Archive of UserLand's first discussion group, started October 5, 1998.

Meditation on Simplicity vs Complexity

Author:Russell Lipton
Posted:9/26/2000; 6:38:21 AM
Topic:Meditation on Simplicity vs Complexity
Msg #:21708
Prev/Next:21707 / 21709

I was involved in some heavy-duty CASE work for several years in the 1980s with a few large and well-known multinational corporations. The motives were (and remain) laudable: helping people manage the extraordinary complexity of large-systems development more productively. When you've got > 500 people (often > 1000) co-developing and co-maintaining stuff, you've got problems ...

People here scarcely need to be reminded of that nor the many tools and processes that admirably support large-scale development: design reviews, code inspections, test cases, walkthroughs of all kinds and such.

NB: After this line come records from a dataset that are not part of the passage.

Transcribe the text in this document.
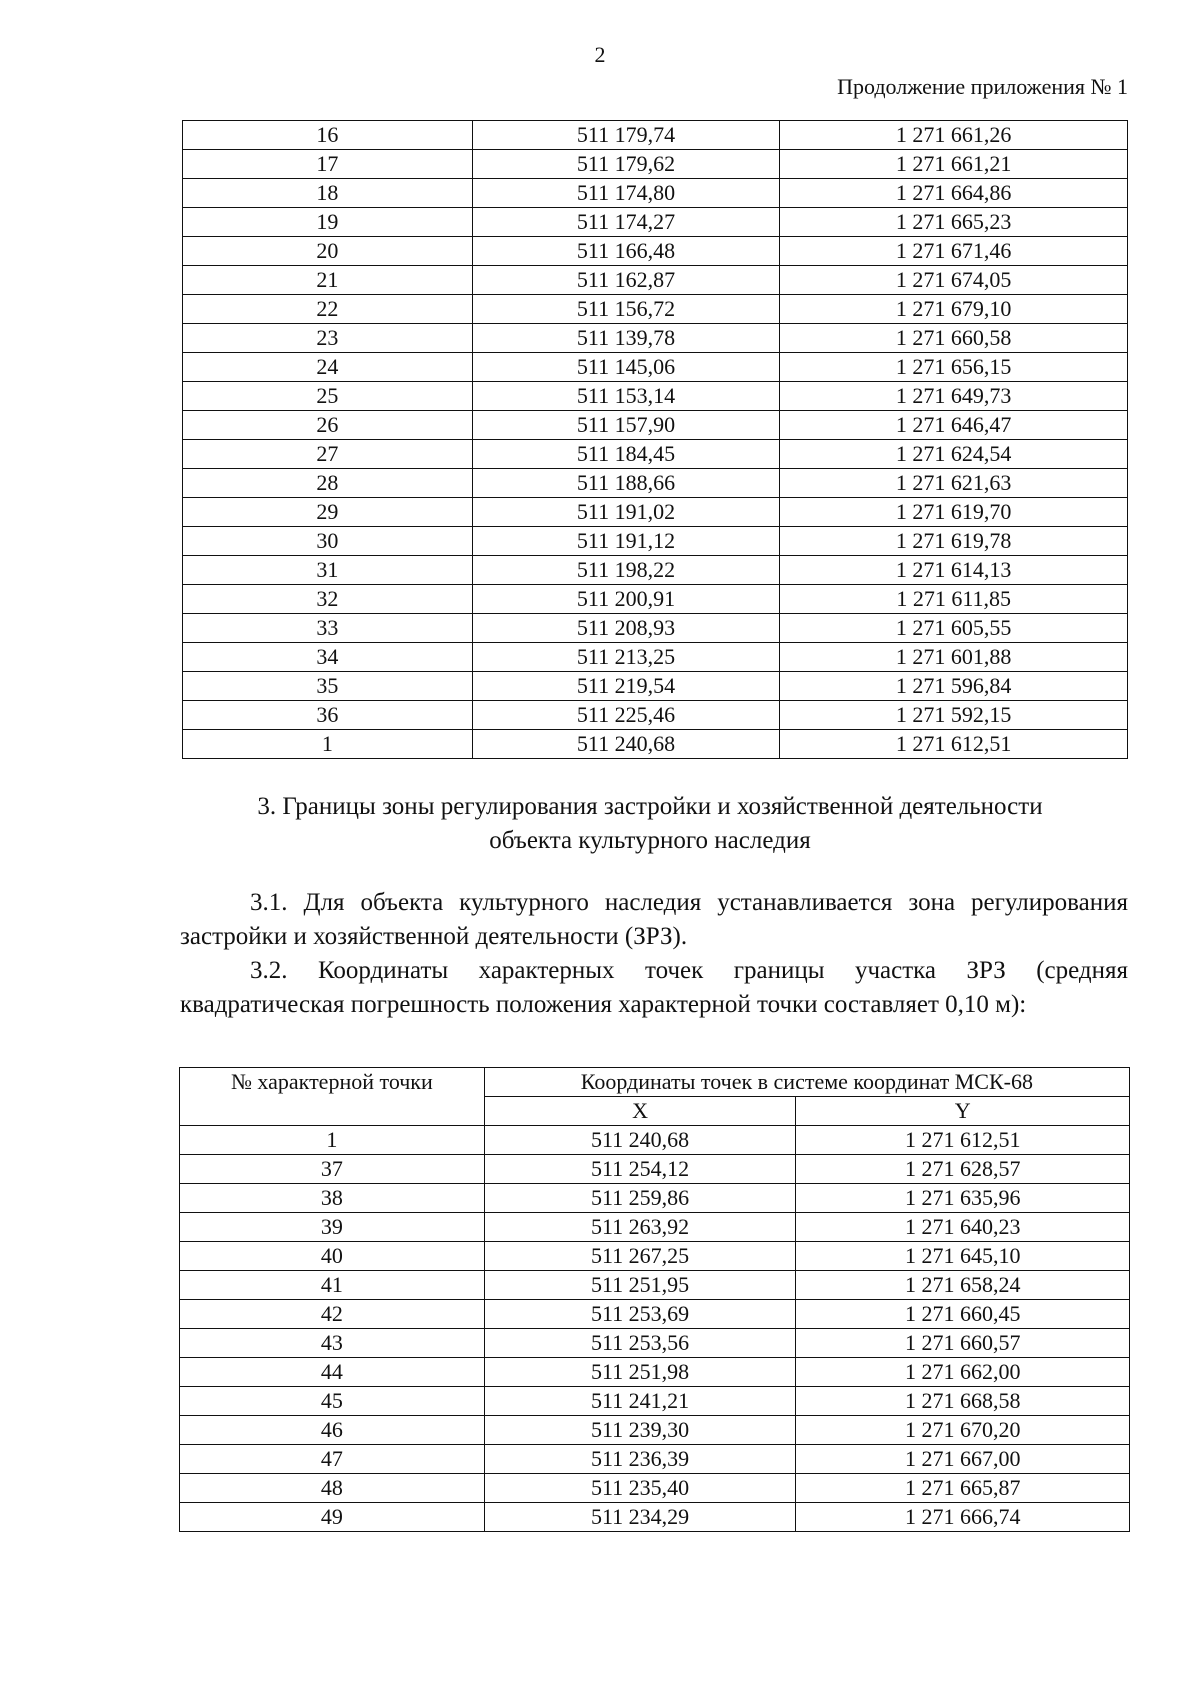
2
Продолжение приложения № 1
16	511 179,74	1 271 661,26
17	511 179,62	1 271 661,21
18	511 174,80	1 271 664,86
19	511 174,27	1 271 665,23
20	511 166,48	1 271 671,46
21	511 162,87	1 271 674,05
22	511 156,72	1 271 679,10
23	511 139,78	1 271 660,58
24	511 145,06	1 271 656,15
25	511 153,14	1 271 649,73
26	511 157,90	1 271 646,47
27	511 184,45	1 271 624,54
28	511 188,66	1 271 621,63
29	511 191,02	1 271 619,70
30	511 191,12	1 271 619,78
31	511 198,22	1 271 614,13
32	511 200,91	1 271 611,85
33	511 208,93	1 271 605,55
34	511 213,25	1 271 601,88
35	511 219,54	1 271 596,84
36	511 225,46	1 271 592,15
1	511 240,68	1 271 612,51
3. Границы зоны регулирования застройки и хозяйственной деятельности
объекта культурного наследия
3.1. Для объекта культурного наследия устанавливается зона регулирования застройки и хозяйственной деятельности (ЗРЗ).
3.2. Координаты характерных точек границы участка ЗРЗ (средняя квадратическая погрешность положения характерной точки составляет 0,10 м):
№ характерной точки	Координаты точек в системе координат МСК-68	
	X	Y
1	511 240,68	1 271 612,51
37	511 254,12	1 271 628,57
38	511 259,86	1 271 635,96
39	511 263,92	1 271 640,23
40	511 267,25	1 271 645,10
41	511 251,95	1 271 658,24
42	511 253,69	1 271 660,45
43	511 253,56	1 271 660,57
44	511 251,98	1 271 662,00
45	511 241,21	1 271 668,58
46	511 239,30	1 271 670,20
47	511 236,39	1 271 667,00
48	511 235,40	1 271 665,87
49	511 234,29	1 271 666,74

Yet, what we learned is that we don't know (and may never?) be able to manage that complexity without introducing another type of complexity that is equally pernicious.

Cf namespaces?

It isn't that our attempts to reduce organizational and systems complexity are ill-designed. Generally, our most brilliant software engineers throw their mind-bodies herocially at the task. The problem seems to be something in our human and cultural wiring - if indeed it really is a problem.

(Discursus: the giantism in our government, corporate and software cultures are not perhaps unrelated and their presumed benefits scarcely demonstrated after a mere forty years of real-time experimentation on people world-wide).

Namespaces appeal greatly to me intellectually. I am not expert enough to know whether they will work in the real world. Hey, the dream of a semantic Net gets all of my old CASE and expert system juices flowing. Surely, if we just throw today's (tomorrow's) expertise and processors at it, the electricity will jolt frankenstein to life, no)?

Meanwhile, Userland's approach to software and people matches my own experiences.

While it seems "wrong" to place people in the loop (cf Dave's comments today on nodetypes in OPML) if the loop can be automated, we found that people are always in the loop. Good!

Which is more human - emailing one another to fix nodetypes or trying, with one another, to keep namespaces straight? (That is a sincere question: I don't know).

Inexperienced programmers nearly always choose task automation as an unqualifiably justified goal if "it can be done". Maybe the wise programmer knows when to choose to include people explicitly in the computational dialogue, lest by "managing complexity", we reap unintended complex consequences that aren't necessarily people-centered.